Jeśli chodzi o Izydę to nie skorzystałem z tego rozwiązania, bo nie widziałem jak to ruszyć, więc sprawę załatwiłem z przełącznikami. Tylko wtedy magowie ożywieńcy w tej gotyckiej świątyni drą się jak poszukiwacz i atakują, ale tak chyba ma być.
Chyba ten przełącznik wypali tylko gdy użyjesz łuku, który jest schowany po lewo od tego miejsca, gdzie należy stanąć do strzelania. Aby go zdobyć musisz kliknąć w przełączniki, które zadziałają tylko wtedy gdy będziesz miał te kamienne krążki alchemiczne, znajdziesz je w każde kaplicy, jest ich chyba 5.

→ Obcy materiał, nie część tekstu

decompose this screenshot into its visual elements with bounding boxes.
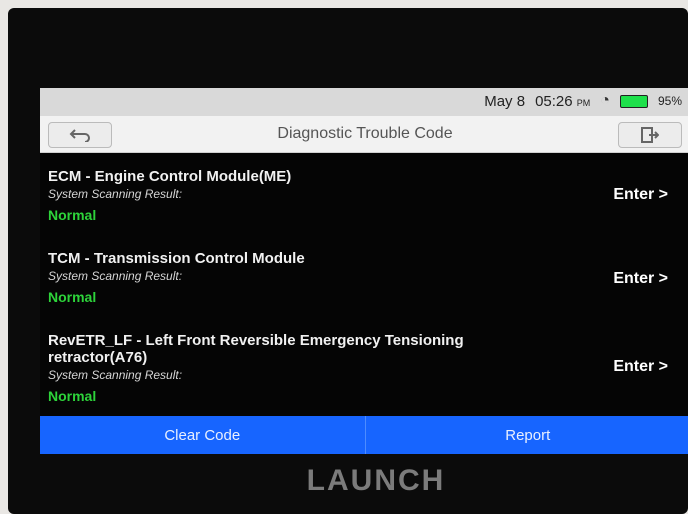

Od siebie dam taką radę: Uratnów należy traktować zwojem śmierć ożywieńcom, padają jak szkielety,a opłaca się, bo są cholernie mocni.
Od Maga tego drugiego nie Wissariona bierzcie runę bryła lodu, to pomaga, gdy chmara przeciwników się na ciebie rzuca.
Jedyne co mnie nurtuje to o co chodziło z tym dziwnym małżeństwem w chacie na początku gry, nikt nie wie o ich istnieniu,ani magowie,ani bandyci,a na koniec gry zamieniają się w zombie i nawet jak prosimy opiekuna by rozwiązał tę zagadkę to na jedno wychodzi i nie dowiadujemy się niczego więcej.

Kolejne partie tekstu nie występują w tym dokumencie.